East Palestine residents protest settlement with railroad

By Tony Lane
October 14, 2024

EAST PALESTINE, Ohio — “We got railroaded on Wednesday,” Chris Albright, representing Justice for East Palestine Residents and Workers, told a meeting of 30 people here Sept. 28, referring to the decision by Judge Benita Pearson to approve the $600 million settlement between some 55,000 class-action plaintiffs and Norfolk Southern rail bosses in a Youngstown courtroom.

“We’re still fighting,” Albright added. “It’s not over yet.” He condemned Pearson for denying their affidavits urging the court to get more information on the chemical contamination from the February 2023 train derailment, subsequent fire and burn-off of toxic chemicals.

Salem News reported Pearson called the settlement “fair, reasonable, and adequate,” despite affidavits challenging earlier test results.

The Unity Council for the East Palestine Train Derailment held a press conference outside the courthouse, blasting the settlement as a “mere pittance for what these victims need for their health care and evacuation to safer locations,” the newspaper reported.

“Norfolk Southern, the criminal railroad company that caused and exacerbated this disaster and poisoned thousands of citizens,” the group said, “has only provided superficial support, conducted faulty research while attorneys have hidden results of their toxicology study from the residents, and negotiated the fastest settlement agreement in history, one that does not meet the needs of the injured, homeless, and ill residents.”

The Salem News reported that Jami Wallace, president of the Unity Council, shouted “sham” when the judge rendered her decision, prompting Pearson to order police to “put [Wallace] to the pavement.” Wallace told the Militant the judge then said, “Does anyone else want to challenge me?”

Wallace said many people opted into the settlement “not because it was a good deal, but because they thought it was the only chance to sue.”

At the Sept. 28 meeting, Zsuzsa Gyenes from East Palestine told the Pittsburgh Post-Gazette the derailment forced her and her young son out of their home and into hotels for 17 months. She says she has no idea what she’ll end up getting because, like all the class-action members, any reimbursement money already received from Norfolk Southern will be deducted from the court-ordered payment. “That money is being taken away as if we were being paid twice, but that was definitely not the case,” she said.

‘This is far from over’

“Now the railroad and the attorneys can finally ‘go away,’ marking the end of this ordeal for them, just as they’ve wanted all along,” Christina Siceloff told the media. She lives in Darlington, Pennsylvania, with her son Eddie, 6 miles from where the train derailed. “But for those of us who live here, this is far from over.”

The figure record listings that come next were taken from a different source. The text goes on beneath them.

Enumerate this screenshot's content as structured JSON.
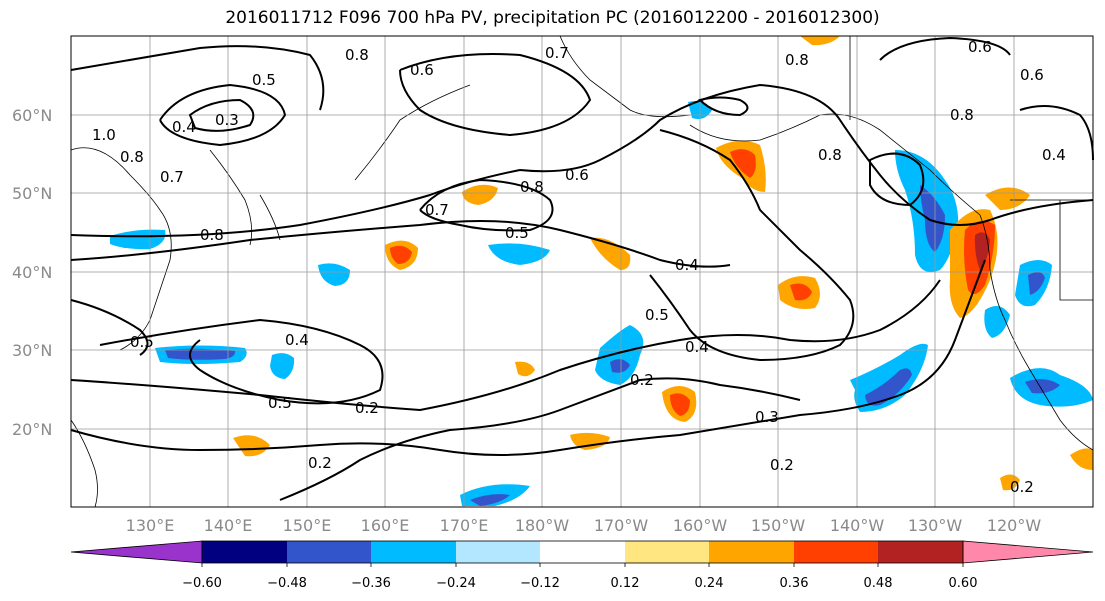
{
  "title": "2016011712 F096 700 hPa PV, precipitation PC (2016012200 - 2016012300)",
  "map": {
    "lon_labels": [
      "130°E",
      "140°E",
      "150°E",
      "160°E",
      "170°E",
      "180°W",
      "170°W",
      "160°W",
      "150°W",
      "140°W",
      "130°W",
      "120°W"
    ],
    "lat_labels": [
      "60°N",
      "50°N",
      "40°N",
      "30°N",
      "20°N"
    ],
    "contour_labels": [
      "0.8",
      "0.7",
      "0.6",
      "0.8",
      "0.6",
      "0.5",
      "0.4",
      "0.3",
      "1.0",
      "0.8",
      "0.7",
      "0.8",
      "0.7",
      "0.8",
      "0.6",
      "0.5",
      "0.4",
      "0.5",
      "0.4",
      "0.5",
      "0.4",
      "0.5",
      "0.2",
      "0.2",
      "0.3",
      "0.2",
      "0.2",
      "0.8",
      "0.4",
      "0.6",
      "0.8",
      "0.2"
    ]
  },
  "colorbar": {
    "ticks": [
      "−0.60",
      "−0.48",
      "−0.36",
      "−0.24",
      "−0.12",
      "0.12",
      "0.24",
      "0.36",
      "0.48",
      "0.60"
    ],
    "colors": [
      "#9933cc",
      "#000080",
      "#3355cc",
      "#00bbff",
      "#b3e6ff",
      "#ffffff",
      "#ffe680",
      "#ffa500",
      "#ff4000",
      "#b22222",
      "#ff88aa"
    ]
  },
  "shading_colors": {
    "strong_neg": "#3355cc",
    "neg": "#00bbff",
    "pos": "#ffa500",
    "strong_pos": "#ff4000"
  }
}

“They’re still not giving us answers,” another Darlington resident, Carly Tunno, told the Post-Gazette. “They’re still not admitting to the extent of the contamination. We still don’t have anywhere to go.”

“These are attorneys that were supposed to operate in our best interest,” she added. “They did not do that.”

The Salem News reported the ruling cleared the way for plaintiff attorneys to receive 30% of the settlement for legal fees and expenses, equaling $180 million.

“I was appalled that the judge wouldn’t let me testify in court,” toxicologist George Thompson, who filed one of the affidavits, told the Sept. 28 meeting.

Thompson reviewed what chemicals had been on the train, and said, “It’s not what’s on the train, but what came out in the fire, what happens when these products are burned.”

He also spoke to the massive volume of chemicals caught up in the fire and burn-off, challenging the assumption in the settlement that limited payments to people living within a 20-mile ring around East Palestine. “The contamination was more widespread.”

Residents were exposed to a slew of hazardous chemicals in a single incident, Thompson said. “Nobody has ever studied a fire with the high temperatures seen in East Palestine and the number of chemicals and products involved,” he told the Pittsburgh Union Progress.

The National Transportation Safety Board said that Norfolk Southern bosses didn’t need to carry out that burn-off. But they wanted to get the trains moving first. They put the community and people in 16 different states at risk.

Thompson called for an independent expert to be brought in to reassess air, water and soil test results from Norfolk Southern and the Environmental Protection Agency. The railroad should create a trust fund to compensate people for the fair market value of their home or business if they want to leave the community.